Woods, Barge square off for GOP nomination for state schools leader
Published 5:23 pm Monday, May 16, 2022
THOMASVILLE — In the race for the Republican nomination for state superintendent of schools, Richard Woods wants to retain his seat. John Barge wants it back.
Woods, from Tifton, is running for a third term as state schools chief. Barge, who recently retired from education, served as state schools superintendent from 2011-15, immediately preceded Woods.
“I think I can say I’e lived up to the promises I made,” Woods said at a Thomas County GOP forum recently. “I’ve lived up to the obligations. I am the best candidate to make sure we are providing possibilities for our kids and looking after our kids.”
Woods pointed to the state having its highest graduation rate and that the state is beating the national average in SAT and ACT scores.
Barge, though, countered that the state’s educational system has taken a step back under Woods’ tenure.
Barge said the Quality Counts study of Education Week ranked the state’s education system as seventh in 2013. That same study, in 2020, ranked it as 31st, he said.
Fourth grade reading and math progress tests are the lowest in 15 years, Barge charged, and eighth grade reading and math scores are the lowest in eight years.
“We are going backwards faster than we can catch a grip,” Barge said.
Woods asked if people remembered their favorite teacher.
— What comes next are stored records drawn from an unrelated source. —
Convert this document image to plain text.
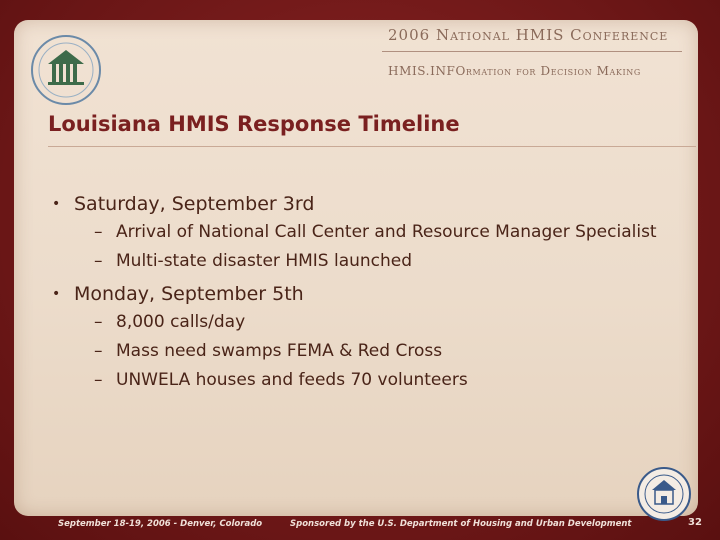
2006 National HMIS Conference
HMIS.INFOrmation for Decision Making
Louisiana HMIS Response Timeline
• Saturday, September 3rd
– Arrival of National Call Center and Resource Manager Specialist
– Multi-state disaster HMIS launched
• Monday, September 5th
– 8,000 calls/day
– Mass need swamps FEMA & Red Cross
– UNWELA houses and feeds 70 volunteers
September 18-19, 2006 - Denver, Colorado	Sponsored by the U.S. Department of Housing and Urban Development	32
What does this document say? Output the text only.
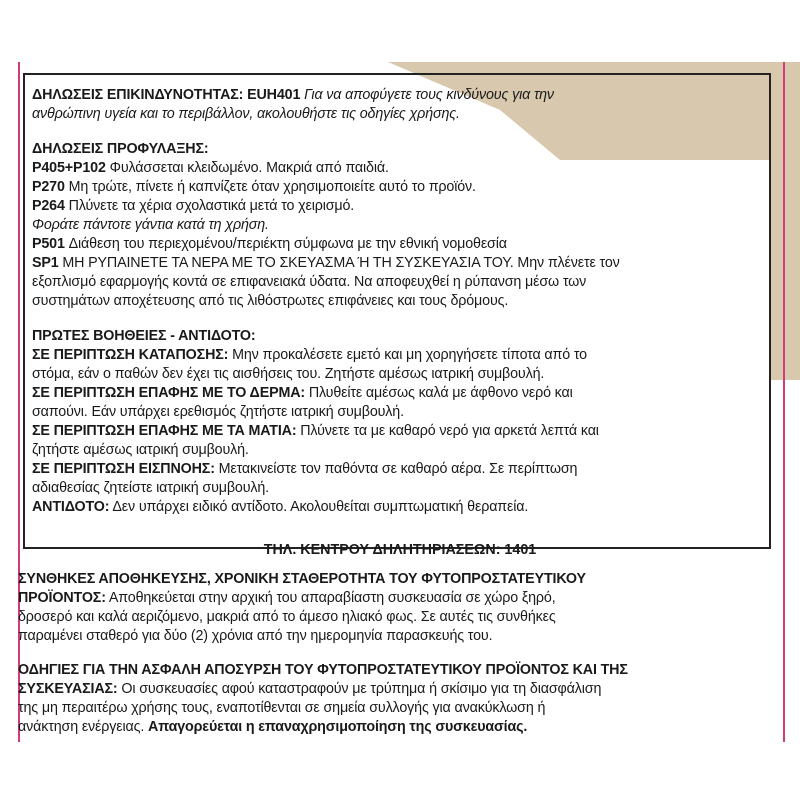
ΔΗΛΩΣΕΙΣ ΕΠΙΚΙΝΔΥΝΟΤΗΤΑΣ: EUH401 Για να αποφύγετε τους κινδύνους για την

ανθρώπινη υγεία και το περιβάλλον, ακολουθήστε τις οδηγίες χρήσης.

ΔΗΛΩΣΕΙΣ ΠΡΟΦΥΛΑΞΗΣ:

P405+P102 Φυλάσσεται κλειδωμένο. Μακριά από παιδιά.

P270 Μη τρώτε, πίνετε ή καπνίζετε όταν χρησιμοποιείτε αυτό το προϊόν.

P264 Πλύνετε τα χέρια σχολαστικά μετά το χειρισμό.

Φοράτε πάντοτε γάντια κατά τη χρήση.

P501 Διάθεση του περιεχομένου/περιέκτη σύμφωνα με την εθνική νομοθεσία

SP1 ΜΗ ΡΥΠΑΙΝΕΤΕ ΤΑ ΝΕΡΑ ΜΕ ΤΟ ΣΚΕΥΑΣΜΑ Ή ΤΗ ΣΥΣΚΕΥΑΣΙΑ ΤΟΥ. Μην πλένετε τον

εξοπλισμό εφαρμογής κοντά σε επιφανειακά ύδατα. Να αποφευχθεί η ρύπανση μέσω των

συστημάτων αποχέτευσης από τις λιθόστρωτες επιφάνειες και τους δρόμους.

ΠΡΩΤΕΣ ΒΟΗΘΕΙΕΣ - ΑΝΤΙΔΟΤΟ:

ΣΕ ΠΕΡΙΠΤΩΣΗ ΚΑΤΑΠΟΣΗΣ: Μην προκαλέσετε εμετό και μη χορηγήσετε τίποτα από το

στόμα, εάν ο παθών δεν έχει τις αισθήσεις του. Ζητήστε αμέσως ιατρική συμβουλή.

ΣΕ ΠΕΡΙΠΤΩΣΗ ΕΠΑΦΗΣ ΜΕ ΤΟ ΔΕΡΜΑ: Πλυθείτε αμέσως καλά με άφθονο νερό και

σαπούνι. Εάν υπάρχει ερεθισμός ζητήστε ιατρική συμβουλή.

ΣΕ ΠΕΡΙΠΤΩΣΗ ΕΠΑΦΗΣ ΜΕ ΤΑ ΜΑΤΙΑ: Πλύνετε τα με καθαρό νερό για αρκετά λεπτά και

ζητήστε αμέσως ιατρική συμβουλή.

ΣΕ ΠΕΡΙΠΤΩΣΗ ΕΙΣΠΝΟΗΣ: Μετακινείστε τον παθόντα σε καθαρό αέρα. Σε περίπτωση

αδιαθεσίας ζητείστε ιατρική συμβουλή.

ΑΝΤΙΔΟΤΟ: Δεν υπάρχει ειδικό αντίδοτο. Ακολουθείται συμπτωματική θεραπεία.

ΤΗΛ. ΚΕΝΤΡΟΥ ΔΗΛΗΤΗΡΙΑΣΕΩΝ: 1401

ΣΥΝΘΗΚΕΣ ΑΠΟΘΗΚΕΥΣΗΣ, ΧΡΟΝΙΚΗ ΣΤΑΘΕΡΟΤΗΤΑ ΤΟΥ ΦΥΤΟΠΡΟΣΤΑΤΕΥΤΙΚΟΥ

ΠΡΟΪΟΝΤΟΣ: Αποθηκεύεται στην αρχική του απαραβίαστη συσκευασία σε χώρο ξηρό,

δροσερό και καλά αεριζόμενο, μακριά από το άμεσο ηλιακό φως. Σε αυτές τις συνθήκες

παραμένει σταθερό για δύο (2) χρόνια από την ημερομηνία παρασκευής του.

ΟΔΗΓΙΕΣ ΓΙΑ ΤΗΝ ΑΣΦΑΛΗ ΑΠΟΣΥΡΣΗ ΤΟΥ ΦΥΤΟΠΡΟΣΤΑΤΕΥΤΙΚΟΥ ΠΡΟΪΟΝΤΟΣ ΚΑΙ ΤΗΣ

ΣΥΣΚΕΥΑΣΙΑΣ: Οι συσκευασίες αφού καταστραφούν με τρύπημα ή σκίσιμο για τη διασφάλιση

της μη περαιτέρω χρήσης τους, εναποτίθενται σε σημεία συλλογής για ανακύκλωση ή

ανάκτηση ενέργειας. Απαγορεύεται η επαναχρησιμοποίηση της συσκευασίας.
“It’s not because they gave great tests. It’s because they had a relationship with you,” he said. “That is why we have to make sure our teachers have the time to teach.
“When I first came into office, all we talked about were the tests. Right now, we’re talking about the kids. That’s where the proper role in education should be.”
Woods said the state has gotten away from the “one-size-fits-all” approach to education. It now has beefed up its career and vocational education programs, he said.
“A four-year college is the worst mindset that we had, saying that every child had to go,” he said. “making pathways so that can take place. They are getting industry credentials. We want to continue that move so we make sure we are expanding opportunities for our kids.”
The state also is pushing more STEM — science, technology, engineering and math — education and more STEAM —STEM and arts.
“Roughly half of our 2,300 schools are waiting to be STEM or STEAM certified,” Woods said. “We have expanded robotics in our schools. You want to see Friday night football put on inside of a building, go to a robotics competition.”
Woods added the state has expanded its U.S. history curriculum in elementary school grades.
“It used to be two years. Now it’s three years,” he said. “We have sent out tens of thousands of pocket Constitutions to our fourth graders. We want to make sure our kids have that grounding.”
Starting next year, students entering high school will have to take a personal finance course.
“Our young people need to know how to handle money and they know how to survive and thrive in a capitalistic society,” Woods said. “We have a lot of broken homes in Georgia and that has a direct impact on education. It comes to our schools each and every day. I firmly believe we are going to be saving families in Georgia. I am excited about that.”
Woods said he was the first statewide candidate to come out against critical race theory and divisive language in the schools, and supports parents’ rights in education.
Barge said education helped shape his life. He recounted how he grew up poor in Cobb County with an alcoholic father and the family often slept on the floor of neighbors’ house.
“I am passion about education because I personally experienced its ability to level the playing field,” he said. “Education is the only resource we have to break generational cycles of poverty. it changed my life, it changed my daughter’s life. it changed my grandchildren’s life.”
Barge said the liberals’ agenda is in state schools at full force. As an example, he said, his grandson’s enrollment form for pre-kindergarten asked for three genders — male, female or other.
“My daughter said I am not sending my child to be indoctrinated into this kind of thinking,” he said. “This agenda must be stopped or we will lose a generation of children. The left knows how to sway and they know how to win this battle. If they take this generation of children they will be voters in 12-15 years and they will get any agenda passed because they have normalized this.”
Barge said he led the push back against a federal Department of Education letter requiring school systems to allow boys and girls to use the bathroom of the gender with which they identified.At the time, he was superintendent of McIntosh County Schools, a small system on the coast just north of Brunswick.
Barge said he sent a letter to every parent in the county that the directive was an opinion from the DoE’s Office of Civil Rights and didn’t bear the weight of law. He called it an overreach that put children in harm’s way, but there was no guidance from the state on how to deal with it.
“We need leadership that will stand and make these tough decisions,” he said.
Barge also said obscene material has made its way into school media centers because there is an exception for school libraries under the state obscenity clause.
“The left is trying to normalize this behavior without parents’ knowledge, and it has to stop,” he said.
Woods said he has no desire to run for another office, pointing to Barge’s attempts to run for the U.S. House and for governor.
“It is important to have an individual in this office who is willing to stay the course,” he said, “not to jump out and run for another office.”